Ethics officials at the Justice Department are likely to review his past work to see whether he has any financial or personal conflicts. In many instances, the ethics office does not require a Justice Department official’s recusal but suggests a course of action. In the past, senior Justice Department officials have tended to follow such advice, but they are rarely required to do so ...
The two people close to Whitaker said they strongly believe he would not approve any request from Mueller to subpoena the president. Mueller and Trump’s attorneys have negotiated for months about a possible interview, with no agreement in sight.
Congressional Democrats on Thursday demanded emergency hearings in the U.S. House of Representatives to investigate President Donald Trump’s ouster of Attorney General Jeff Sessions, calling the move an effort to undermine a federal probe into Russian meddling in the 2016 U.S. election.
House Judiciary Committee Democrats demanded action from the panel's Republican Chairman Bob Goodlatte, and called for bipartisan legislation to protect Special Counsel Robert Mueller from any effort to stymie the probe.
Goodlatte’s office was not immediately available for comment.
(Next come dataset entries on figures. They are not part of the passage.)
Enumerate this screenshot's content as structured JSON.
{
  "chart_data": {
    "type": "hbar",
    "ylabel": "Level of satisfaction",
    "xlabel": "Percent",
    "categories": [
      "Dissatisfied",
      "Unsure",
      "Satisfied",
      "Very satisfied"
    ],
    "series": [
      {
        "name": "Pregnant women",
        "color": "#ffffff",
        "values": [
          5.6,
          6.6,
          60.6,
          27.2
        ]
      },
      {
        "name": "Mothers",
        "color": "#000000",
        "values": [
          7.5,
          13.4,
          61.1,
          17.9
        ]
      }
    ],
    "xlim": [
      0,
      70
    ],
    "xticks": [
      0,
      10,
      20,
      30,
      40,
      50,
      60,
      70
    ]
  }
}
Separately, House Judiciary Democrats called on Whitaker in a letter to recuse himself and keep the Mueller investigation under the supervision of Deputy Attorney General Rod Rosenstein, a career Justice Department official who has given the special counsel full scope to pursue leads.
In addition to the now well-circulated August 2017 CNN opinion piece Whitaker wrote questioning the scope of the Mueller investigation, Trump's appointee made his stance well-known in a series of radio interviews.
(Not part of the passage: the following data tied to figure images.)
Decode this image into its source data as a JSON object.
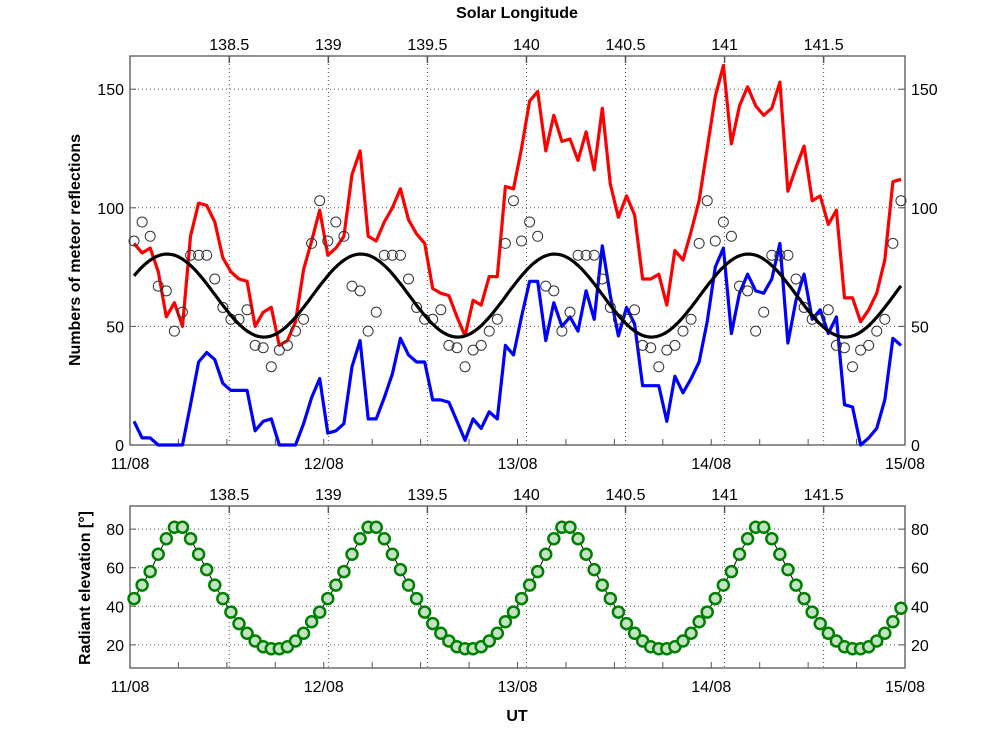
{
  "chart_data": [
    {
      "type": "line",
      "title": "Solar Longitude",
      "ylabel": "Numbers of meteor reflections",
      "ylim": [
        0,
        164
      ],
      "xlim": [
        "11/08 00:00",
        "15/08 00:00"
      ],
      "x_tick_labels": [
        "11/08",
        "12/08",
        "13/08",
        "14/08",
        "15/08"
      ],
      "top_axis_tick_labels": [
        "138.5",
        "139",
        "139.5",
        "140",
        "140.5",
        "141",
        "141.5"
      ],
      "y_tick_labels": [
        "0",
        "50",
        "100",
        "150"
      ],
      "grid": true,
      "x_times": {
        "start": "11/08 00:30",
        "step_hours": 1
      },
      "series": [
        {
          "style": "red-line",
          "color": "#ff0000",
          "values": [
            85,
            81,
            83,
            73,
            54,
            60,
            50,
            88,
            102,
            101,
            94,
            79,
            73,
            70,
            69,
            50,
            56,
            58,
            42,
            44,
            52,
            74,
            86,
            99,
            80,
            83,
            88,
            114,
            124,
            88,
            86,
            94,
            100,
            108,
            95,
            89,
            85,
            66,
            64,
            63,
            54,
            46,
            61,
            59,
            71,
            71,
            109,
            108,
            125,
            145,
            149,
            124,
            139,
            128,
            129,
            120,
            132,
            116,
            142,
            110,
            96,
            105,
            97,
            70,
            70,
            72,
            59,
            82,
            78,
            90,
            103,
            125,
            147,
            160,
            127,
            143,
            151,
            143,
            139,
            142,
            153,
            107,
            117,
            126,
            103,
            105,
            93,
            99,
            62,
            62,
            52,
            57,
            64,
            78,
            111,
            112
          ]
        },
        {
          "style": "blue-line",
          "color": "#0000ff",
          "values": [
            10,
            3,
            3,
            0,
            0,
            0,
            0,
            17,
            35,
            39,
            36,
            26,
            23,
            23,
            23,
            6,
            10,
            11,
            0,
            0,
            0,
            9,
            20,
            28,
            5,
            6,
            9,
            33,
            44,
            11,
            11,
            20,
            30,
            45,
            38,
            35,
            35,
            19,
            19,
            18,
            10,
            2,
            11,
            7,
            14,
            11,
            42,
            38,
            54,
            69,
            69,
            44,
            60,
            50,
            54,
            48,
            65,
            53,
            84,
            63,
            46,
            58,
            51,
            25,
            25,
            25,
            10,
            29,
            22,
            28,
            35,
            52,
            75,
            83,
            47,
            64,
            72,
            65,
            64,
            70,
            85,
            43,
            61,
            72,
            53,
            57,
            47,
            54,
            17,
            16,
            0,
            3,
            7,
            19,
            45,
            42
          ]
        },
        {
          "style": "open-circles",
          "color": "#000000",
          "values": [
            86,
            94,
            88,
            67,
            65,
            48,
            56,
            80,
            80,
            80,
            70,
            58,
            53,
            53,
            57,
            42,
            41,
            33,
            40,
            42,
            48,
            53,
            85,
            103,
            86,
            94,
            88,
            67,
            65,
            48,
            56,
            80,
            80,
            80,
            70,
            58,
            53,
            53,
            57,
            42,
            41,
            33,
            40,
            42,
            48,
            53,
            85,
            103,
            86,
            94,
            88,
            67,
            65,
            48,
            56,
            80,
            80,
            80,
            70,
            58,
            53,
            53,
            57,
            42,
            41,
            33,
            40,
            42,
            48,
            53,
            85,
            103,
            86,
            94,
            88,
            67,
            65,
            48,
            56,
            80,
            80,
            80,
            70,
            58,
            53,
            53,
            57,
            42,
            41,
            33,
            40,
            42,
            48,
            53,
            85,
            103
          ]
        },
        {
          "style": "black-sinusoid",
          "color": "#000000",
          "sinusoid": {
            "mean": 63,
            "amplitude": 17.5,
            "period_hours": 24,
            "peak_hour_UT": 4.6
          }
        }
      ]
    },
    {
      "type": "scatter",
      "xlabel": "UT",
      "ylabel": "Radiant elevation [°]",
      "ylim": [
        8,
        92
      ],
      "x_tick_labels": [
        "11/08",
        "12/08",
        "13/08",
        "14/08",
        "15/08"
      ],
      "top_axis_tick_labels": [
        "138.5",
        "139",
        "139.5",
        "140",
        "140.5",
        "141",
        "141.5"
      ],
      "y_tick_labels": [
        "20",
        "40",
        "60",
        "80"
      ],
      "grid": true,
      "x_times": {
        "start": "11/08 00:30",
        "step_hours": 1
      },
      "series": [
        {
          "style": "filled-circles",
          "color": "#008000",
          "fill": "#c4e2c4",
          "values": [
            44,
            51,
            58,
            67,
            75,
            81,
            81,
            75,
            67,
            59,
            51,
            44,
            37,
            31,
            26,
            22,
            19,
            18,
            18,
            19,
            22,
            26,
            32,
            37,
            44,
            51,
            58,
            67,
            75,
            81,
            81,
            75,
            67,
            59,
            51,
            44,
            37,
            31,
            26,
            22,
            19,
            18,
            18,
            19,
            22,
            26,
            32,
            37,
            44,
            51,
            58,
            67,
            75,
            81,
            81,
            75,
            67,
            59,
            51,
            44,
            37,
            31,
            26,
            22,
            19,
            18,
            18,
            19,
            22,
            26,
            32,
            37,
            44,
            51,
            58,
            67,
            75,
            81,
            81,
            75,
            67,
            59,
            51,
            44,
            37,
            31,
            26,
            22,
            19,
            18,
            18,
            19,
            22,
            26,
            32,
            39
          ]
        }
      ]
    }
  ]
}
Speaking on the "Rose Unplugged" radio program in August 2017, Whitaker said the appointment of Mueller was "ridiculous" and it "smells a little fishy."
Whitaker added that Rosenstein felt "political pressure" to appoint Mueller, and that he was "certain" the deputy attorney general now regrets it.
Speaking with Webb, Whitaker added the Mueller investigation would be "invalid" and "fraudulent" if it expanded beyond Russian interference in the 2016 election. Whitaker said it would become a "fishing expedition" that was "very dangerous to the Republic."
Speaking with Webb, Whitaker added if the Mueller team didn't handle "bias" or what he considered conflicts of interest, it raised the question of if there was prosecutorial misconduct.
Speaking on Iowa talk radio in August 2017, Whitaker, comparing the Russia investigation to Ken Starr's investigation into President Bill Clinton, called Mueller's probe "equally political" and said it was taking resources away from other FBI investigations.
Ethics officials might advise Whitaker that his commentary created the appearance of a conflict of interest and leave the decision to him. If they recommended forcefully that he recuse himself and he declined, Whitaker could then be referred to the Justice Department’s Office of Professional Responsibility, and his license to practice law could be put at issue.
Prior to joining the DOJ as Sessions' chief of staff, Whitaker ran a very small, conservative nonprofit connected to the PR firm behind a high-profile attempt to discredit Justice Brett Kavanaugh's accuser, Dr. Christine Blasey Ford.
In March 2017, The Washington Post reported that Sessions had neglected to tell the Senate at his confirmation hearing about prior conversations he had with the Russian ambassador.
The attorney general came under blistering criticism, especially as he had not yet recused himself from supervising the FBI’s investigation into Russian meddling in the 2016 election.
Then Whitaker spoke up. As executive director of the Foundation for Accountability and Civic Trust, an organization that served primarily to level ethics complaints against Democrats, he released a statement defending Sessions.
The statement was blasted out to reporters by CRC Public Relations, a conservative group based in Alexandria, Virginia, which represented FACT and Whitaker throughout 2017, according to press releases.
More recently, CRC faced scrutiny and criticism during Justice Brett Kavanaugh’s confirmation process for reportedly stoking media interest in a discredited conspiracy theory about Kavanaugh’s chief accuser.